Ulaştırma ve Altyapı Bakanı Abdulkadir Uraloğlu Habertürk'te gündeme dair konuları konuştu ve Kalkınma Yolu Projesi ile ilgili açıklamalarda bulundu.

İşte Bakan Uraloğlu'nun açıklamalarından satır başları:

Mutlaka güvenlik ve emniyetin sürdürebilir olması için arkasında kalkınmaya, gelişmeye, istihdama yönelik projeler olması gerekir. Tam da burada Irak'taki Kalkınma Yolu ile ilgili bu süreci yaşıyoruz. Son 1 yılda deprem sıkıntısını da atlattıktan sonra daha çok gündemimize oturan bir proje oldu. Irak'a ziyaretimiz oldu. Iraklı meslektaşımı Türkiye'de ağırladım. BAE ve Katar bakanlarıyla gerek yüzyüze gerek telefonla görüşmeler yaptım. Son birkaç aydır neredeyse ya bizi heyetimiz orada ya da onların heyeti burada. 4 ülkenin imzalaması noktasında son haftanın gayretleriyle gelinen süreç. Irak'ta uzun süredir yakın görüşmeleri sürdürdük. 4'lü ve 2'li anlaşmaları imzalamış olduk. Demir yolu projesinde 1200 kilometrelik bir hattı konuşuyoruz. Otoyol olacak. Bunlar eş güdümlü halinde olması gereken. Enerji nakil hatları ve iletişim hatlarını beraber planlıyoruz. Ortadoğu, Asya, Afrika'da dünya ticaretinin önemli bölümünün döndüğü, taşındığı noktadayız biz. Orta koridor, kalkınma yolu, Basra Körfezi. Burada halihazırda inşaatı devam eden dünyanın en büyük limanlarından bir tanesi Fav Limanı. İlgili arkadaşlarımız limanı ziyaret ettiler. Ben de ilk fırsatta gideceğim. Fav Limanı'ndan başlayıp Türkiye sınırına kadar yaklaşık 1200 kilometre. Bizim ülkemizdeki yaklaşık 320 kilometrelik bölüm.

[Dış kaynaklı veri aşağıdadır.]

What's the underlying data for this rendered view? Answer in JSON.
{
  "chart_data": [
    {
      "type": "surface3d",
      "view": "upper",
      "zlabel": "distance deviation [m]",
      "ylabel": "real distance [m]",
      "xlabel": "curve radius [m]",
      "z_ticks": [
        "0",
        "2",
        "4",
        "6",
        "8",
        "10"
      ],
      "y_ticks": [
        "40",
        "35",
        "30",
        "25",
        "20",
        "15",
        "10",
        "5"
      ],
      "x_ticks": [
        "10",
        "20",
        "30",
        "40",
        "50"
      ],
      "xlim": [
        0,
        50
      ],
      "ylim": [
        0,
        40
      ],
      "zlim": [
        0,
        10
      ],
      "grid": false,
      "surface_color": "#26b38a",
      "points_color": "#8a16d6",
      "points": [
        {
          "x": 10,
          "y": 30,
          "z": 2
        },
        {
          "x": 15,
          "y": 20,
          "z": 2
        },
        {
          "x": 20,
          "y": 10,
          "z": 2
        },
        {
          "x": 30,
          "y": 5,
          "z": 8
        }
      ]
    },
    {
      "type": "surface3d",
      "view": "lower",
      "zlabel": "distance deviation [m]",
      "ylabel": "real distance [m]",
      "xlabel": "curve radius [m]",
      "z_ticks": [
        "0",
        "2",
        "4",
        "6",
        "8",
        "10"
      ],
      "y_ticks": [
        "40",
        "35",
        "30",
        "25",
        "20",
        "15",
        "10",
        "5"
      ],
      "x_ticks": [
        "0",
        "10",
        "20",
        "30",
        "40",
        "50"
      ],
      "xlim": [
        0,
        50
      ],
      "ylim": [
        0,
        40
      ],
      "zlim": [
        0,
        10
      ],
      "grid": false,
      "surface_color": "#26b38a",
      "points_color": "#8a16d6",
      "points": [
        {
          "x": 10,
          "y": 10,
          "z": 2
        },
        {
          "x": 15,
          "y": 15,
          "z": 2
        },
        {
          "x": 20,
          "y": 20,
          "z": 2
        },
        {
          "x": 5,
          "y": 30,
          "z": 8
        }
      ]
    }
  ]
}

"TÜRKİYE'NİN POLİTİKASI HEP KAZAN KAZAN ÜZERİNE OLMUŞTUR"

Bir şeyin güvenliğini almışsanız, orada yapabileceğiniz her şeyi yapmak doğru olur. Basra Körfezi veya bu bölgeden alınan Irak, İran, Suriye, Katar, Suudi Arabistan. Kuveyt'ten gelecek yük, demiryoluyla Londra'ya kadar gitme imkanına sahip olacak. Akdeniz, Karadeniz, Ege denizine ülkemiz üzerindeki karayolu ve demiryollarıyla o bağlantıyı sağlamış olacağız. Türkiye'nin politikası hep kazan kazan üzerine olmuştur. Bunun net örneklerini Ortadoğu, Afrika ve Türk Cumhuriyetlerinde görüyoruz. Bizim için olduğu kadar muhataplarımız için de kıymetli. Her halükarda yeni kapasiteler, yollar lazım. Bunların da en uygun olanları mutlaka daha cazip hale geliyor. Taşınan güzergâhlardan yük almaya gerek yok; artana talip olur da alırsanız o size yetecektir.